According to Gartner, the worldwide semiconductor foundry market grew 4.4% in 2015 to achieve $48.8 billion in revenue, marking a decline compared to the previous years. Excess IC inventory, poor demand for mobile products and PCs, and slowing tablet sales are the reasons pointed out for the decline.
Among the top players, TSMC stands as the leader. It grew 5.5% in 2015, mainly due to the success of 20 nm planar and 16 nm Fin field-effect transistor (FinFET) technologies serving the need of application processors and baseband modem chips. It holds the market with 54.3% share.
Globalfoundaries holds the second position reporting a 6.2% growth. Its market share is 9.6%. The #3 position went to UMC with $4.5 billion revenue, representing 9.3% of the market.

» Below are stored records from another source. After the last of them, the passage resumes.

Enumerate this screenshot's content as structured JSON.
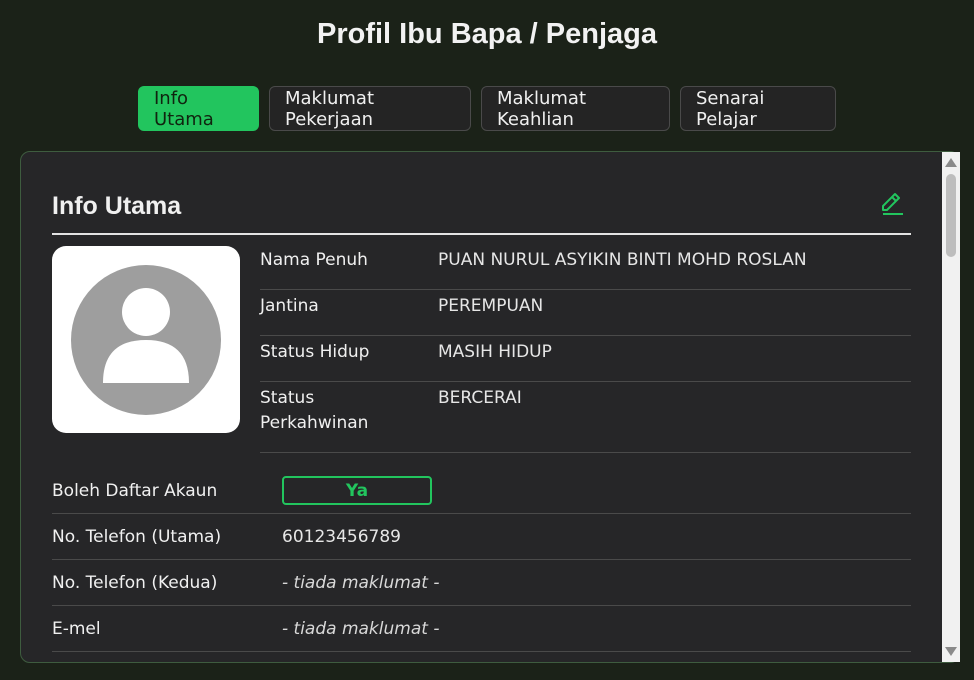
{
  "page": {
    "title": "Profil Ibu Bapa / Penjaga"
  },
  "tabs": [
    {
      "label": "Info Utama",
      "active": true
    },
    {
      "label": "Maklumat Pekerjaan",
      "active": false
    },
    {
      "label": "Maklumat Keahlian",
      "active": false
    },
    {
      "label": "Senarai Pelajar",
      "active": false
    }
  ],
  "card": {
    "title": "Info Utama",
    "edit_icon": "pencil-icon",
    "avatar_icon": "user-avatar-icon",
    "info": [
      {
        "label": "Nama Penuh",
        "value": "PUAN NURUL ASYIKIN BINTI MOHD ROSLAN"
      },
      {
        "label": "Jantina",
        "value": "PEREMPUAN"
      },
      {
        "label": "Status Hidup",
        "value": "MASIH HIDUP"
      },
      {
        "label": "Status Perkahwinan",
        "value": "BERCERAI"
      }
    ],
    "details": [
      {
        "label": "Boleh Daftar Akaun",
        "value": "Ya"
      },
      {
        "label": "No. Telefon (Utama)",
        "value": "60123456789"
      },
      {
        "label": "No. Telefon (Kedua)",
        "value": "- tiada maklumat -"
      },
      {
        "label": "E-mel",
        "value": "- tiada maklumat -"
      }
    ]
  },
  "colors": {
    "accent": "#22c55e",
    "background": "#1b2218",
    "card": "#262628"
  }
}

“The slowdown in the device market has driven semiconductor producers to be conservative in placing wafer orders to foundries. Foundry growth was only possible from the high wafer demand by Apple and the revenue conversion of a few integrated device manufacturers (IDMs) to foundries,” reasoned Samuel Wang, research vice president at Gartner.

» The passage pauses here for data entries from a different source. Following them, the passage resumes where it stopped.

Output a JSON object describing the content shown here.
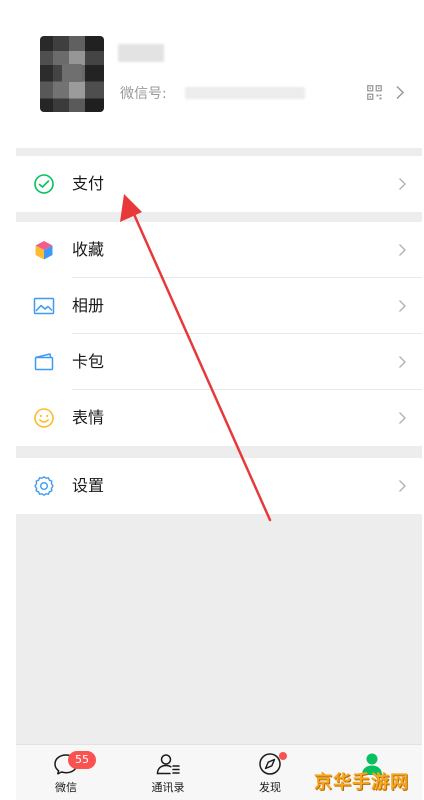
{
  "profile": {
    "wechat_id_label": "微信号:"
  },
  "menu": {
    "pay": "支付",
    "favorites": "收藏",
    "album": "相册",
    "cards": "卡包",
    "stickers": "表情",
    "settings": "设置"
  },
  "tabs": {
    "chats": "微信",
    "chats_badge": "55",
    "contacts": "通讯录",
    "discover": "发现",
    "me": "我"
  },
  "watermark": "京华手游网",
  "colors": {
    "accent_green": "#07c160",
    "badge_red": "#fa5151",
    "annotation_arrow": "#e8393a"
  }
}
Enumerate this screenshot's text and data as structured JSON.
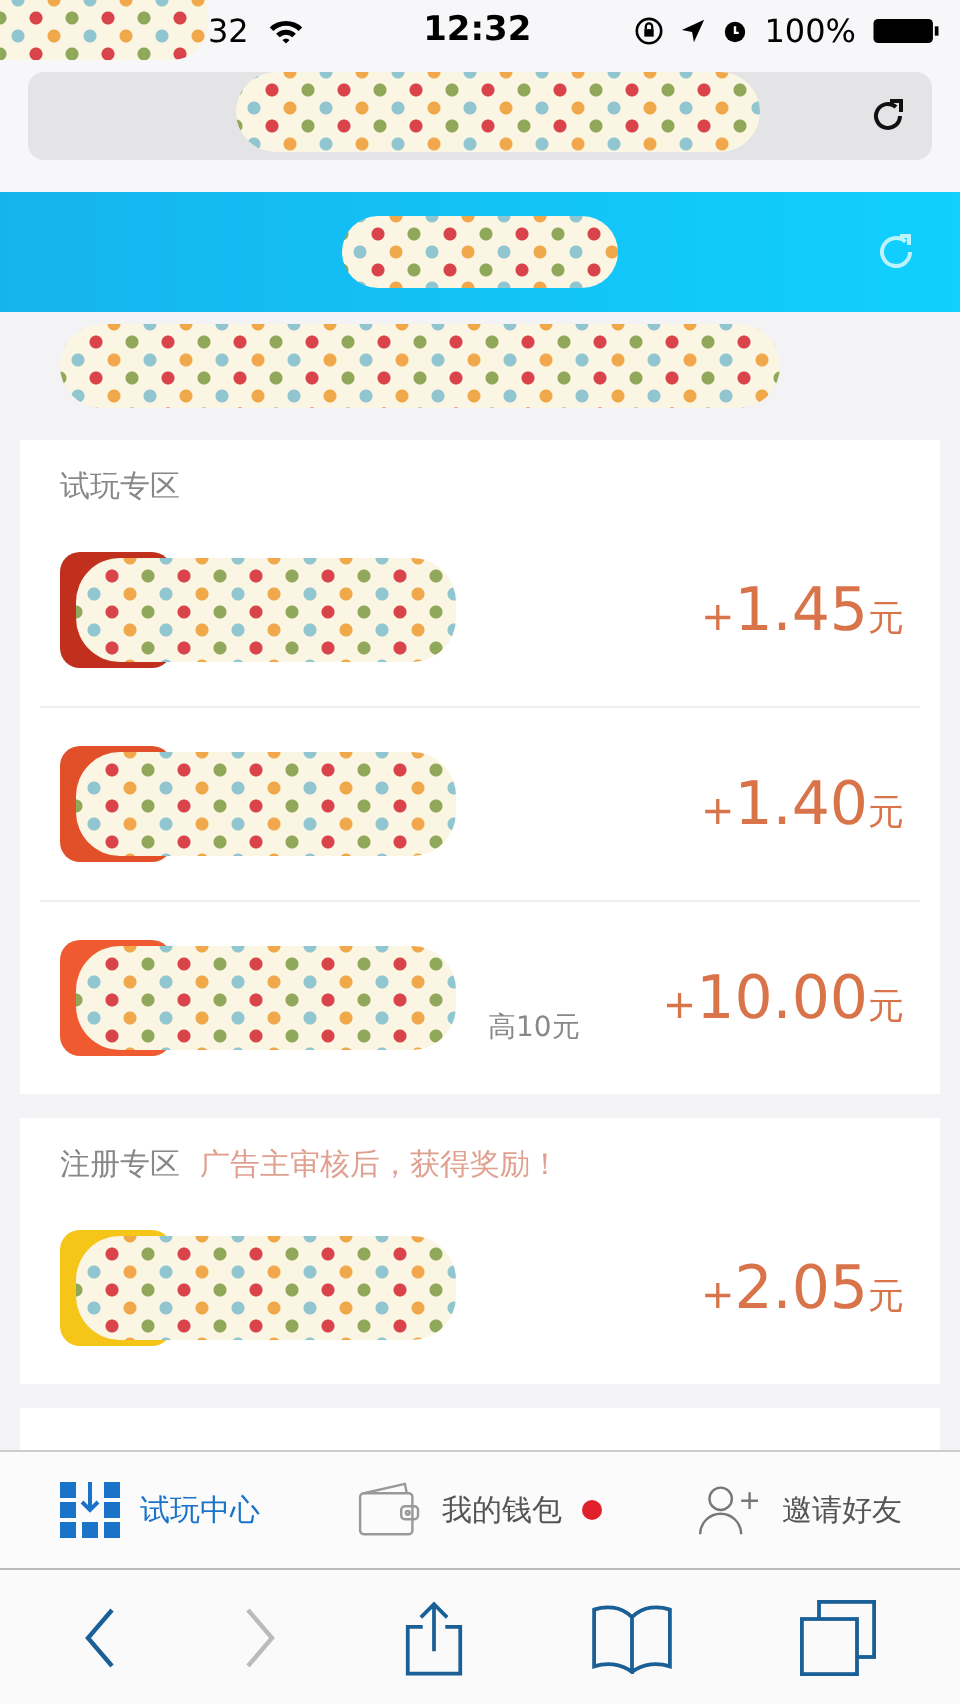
{
  "status_bar": {
    "carrier_fragment": "32",
    "time": "12:32",
    "battery": "100%"
  },
  "sections": [
    {
      "title": "试玩专区",
      "tasks": [
        {
          "color": "#c0301c",
          "reward": {
            "sign": "+",
            "amount": "1.45",
            "unit": "元"
          }
        },
        {
          "color": "#e2502a",
          "reward": {
            "sign": "+",
            "amount": "1.40",
            "unit": "元"
          }
        },
        {
          "color": "#f05a30",
          "extra": "高10元",
          "reward": {
            "sign": "+",
            "amount": "10.00",
            "unit": "元"
          }
        }
      ]
    },
    {
      "title": "注册专区",
      "note": "广告主审核后，获得奖励！",
      "tasks": [
        {
          "color": "#f5c518",
          "reward": {
            "sign": "+",
            "amount": "2.05",
            "unit": "元"
          }
        }
      ]
    }
  ],
  "tab_bar": [
    {
      "label": "试玩中心",
      "kind": "grid",
      "selected": true,
      "badge": false
    },
    {
      "label": "我的钱包",
      "kind": "wallet",
      "selected": false,
      "badge": true
    },
    {
      "label": "邀请好友",
      "kind": "invite",
      "selected": false,
      "badge": false
    }
  ],
  "browser_toolbar": {
    "back_enabled": true,
    "forward_enabled": false
  }
}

Samsung Electronics, SMIC, Powerchip Technology, Fujitsu Semiconductor, Vanguard International, and Shanghai Huahong Grace Semiconductor are the other players that found a place in the top 10 list.
“On a quarterly basis, foundry revenue changed quarter to quarter in 2015. The normal seasonal pattern of a very strong second quarter was not obvious, while most foundries continued to revise their business outlook during each quarter’s earnings release,” analyzed Mr. Wang.
“The peak inventory level for the semiconductor industry continued to push out during 2015, from the second quarter to the third quarter, and through the rest of the year,” he added.